FAIRTRADE was on the menu at Huddersfield University.
Every day throughout the national Fairtrade Fortnight the campus café is serving up some tasty ethical treats.
And yesterday, Mayor of Kirklees Clr Julie Stewart-Turner met students at the café to try out the day’s special – Moroccan couscous and lamb tagine.
Emily Rye, environment and sustainability co-ordinator at the university said: “Thestudents are becoming much more discerning and are becoming much more interested in where the food comes from that they are putting on their plates, and also what they are buying on campus.
“We’ve made a commitment to Fairtrade and as a university it is one of our ideals.
“We represent ourselves as an international university and we think it is important for our students to develop a global awareness.”
The university was awarded Fairtrade status last year and has teamed up with Green councillor Stewart-Turner and Kirklees Council to help achieve Fairtrade status for Huddersfield.
Emily said: “I think Fairtrade is something that’s very close to the mayor’s heart.
“When she first came into office last May we had just got our Fairtrade accreditation and she jumped at the chance to come and present our certificate to us.
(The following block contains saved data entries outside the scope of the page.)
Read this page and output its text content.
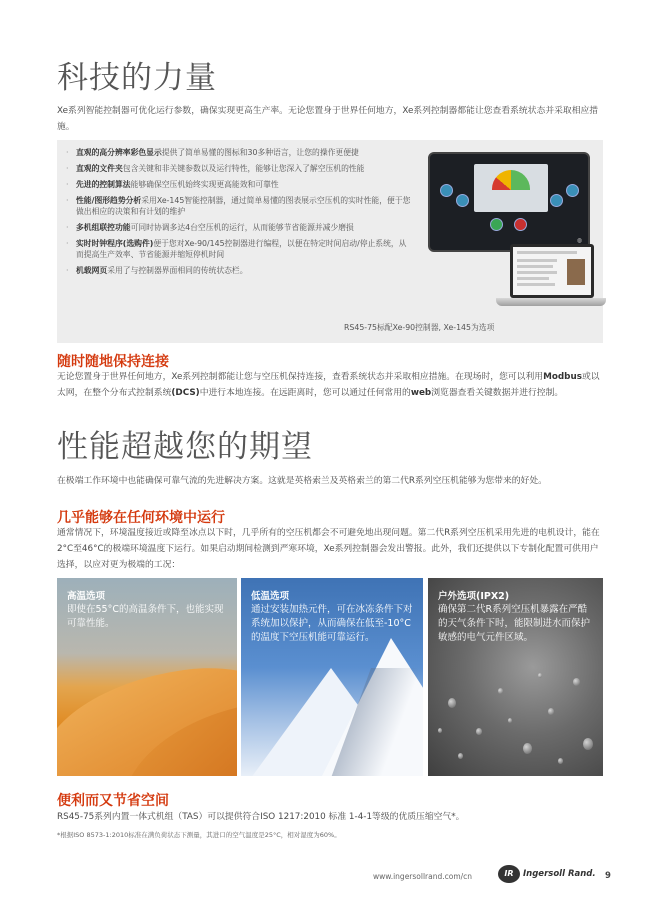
科技的力量
Xe系列智能控制器可优化运行参数，确保实现更高生产率。无论您置身于世界任何地方，Xe系列控制器都能让您查看系统状态并采取相应措施。
· 直观的高分辨率彩色显示提供了简单易懂的图标和30多种语言，让您的操作更便捷
· 直观的文件夹包含关键和非关键参数以及运行特性，能够让您深入了解空压机的性能
· 先进的控制算法能够确保空压机始终实现更高能效和可靠性
· 性能/图形趋势分析采用Xe-145智能控制器，通过简单易懂的图表展示空压机的实时性能，便于您做出相应的决策和有计划的维护
· 多机组联控功能可同时协调多达4台空压机的运行，从而能够节省能源并减少磨损
· 实时时钟程序(选购件)便于您对Xe-90/145控制器进行编程，以便在特定时间启动/停止系统，从而提高生产效率、节省能源并缩短停机时间
· 机载网页采用了与控制器界面相同的传统状态栏。
◍
RS45-75标配Xe-90控制器, Xe-145为选项
随时随地保持连接
无论您置身于世界任何地方，Xe系列控制都能让您与空压机保持连接，查看系统状态并采取相应措施。在现场时，您可以利用Modbus或以太网，在整个分布式控制系统(DCS)中进行本地连接。在远距离时，您可以通过任何常用的web浏览器查看关键数据并进行控制。
性能超越您的期望
在极端工作环境中也能确保可靠气流的先进解决方案。这就是英格索兰及英格索兰的第二代R系列空压机能够为您带来的好处。
几乎能够在任何环境中运行
通常情况下，环境温度接近或降至冰点以下时，几乎所有的空压机都会不可避免地出现问题。第二代R系列空压机采用先进的电机设计，能在2°C至46°C的极端环境温度下运行。如果启动期间检测到严寒环境，Xe系列控制器会发出警报。此外，我们还提供以下专制化配置可供用户选择，以应对更为极端的工况：
高温选项
即使在55°C的高温条件下，也能实现可靠性能。
低温选项
通过安装加热元件，可在冰冻条件下对系统加以保护，从而确保在低至-10°C的温度下空压机能可靠运行。
户外选项(IPX2)
确保第二代R系列空压机暴露在严酷的天气条件下时，能限制进水而保护敏感的电气元件区域。
便利而又节省空间
RS45-75系列内置一体式机组（TAS）可以提供符合ISO 1217:2010 标准 1-4-1等级的优质压缩空气*。
*根据ISO 8573-1:2010标准在满负荷状态下测量，其进口的空气温度是25°C，相对湿度为60%。
www.ingersollrand.com/cn	IR	Ingersoll Rand. 9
“And that was when we first had discussions about Huddersfield becoming a Fairtrade town and how the university could help.”
To gain Fairtrade status for Huddersfield from The Fairtrade Foundation the council must show that they have successfully promoted Fairtrade by meeting a series of goals.
They are backing the Fairtrade Fortnight and The Big Swap campaign with a number of community events.
Yesterday local Fairtrade businesses set up stalls at the university including The Co-operative, Holmfirth Fair Traders’ Co-operative and Half Moon Health Foods.
Emily explained: “The mayor had a good look around and visited every stall and tried out the chocolates and confectionery.
“Chocolate is the second most popular Fairtrade product after coffee.
“The place had a good buzz and a lively atmosphere.
“It isn’t immediately obvious how Fairtrade and local food link together.
“But both are putting the farmer or producer at the heart of trade.”
Fairtrade is a growing international movement, tackling poverty in the developing world by ensuring that producers get a fair deal for their products.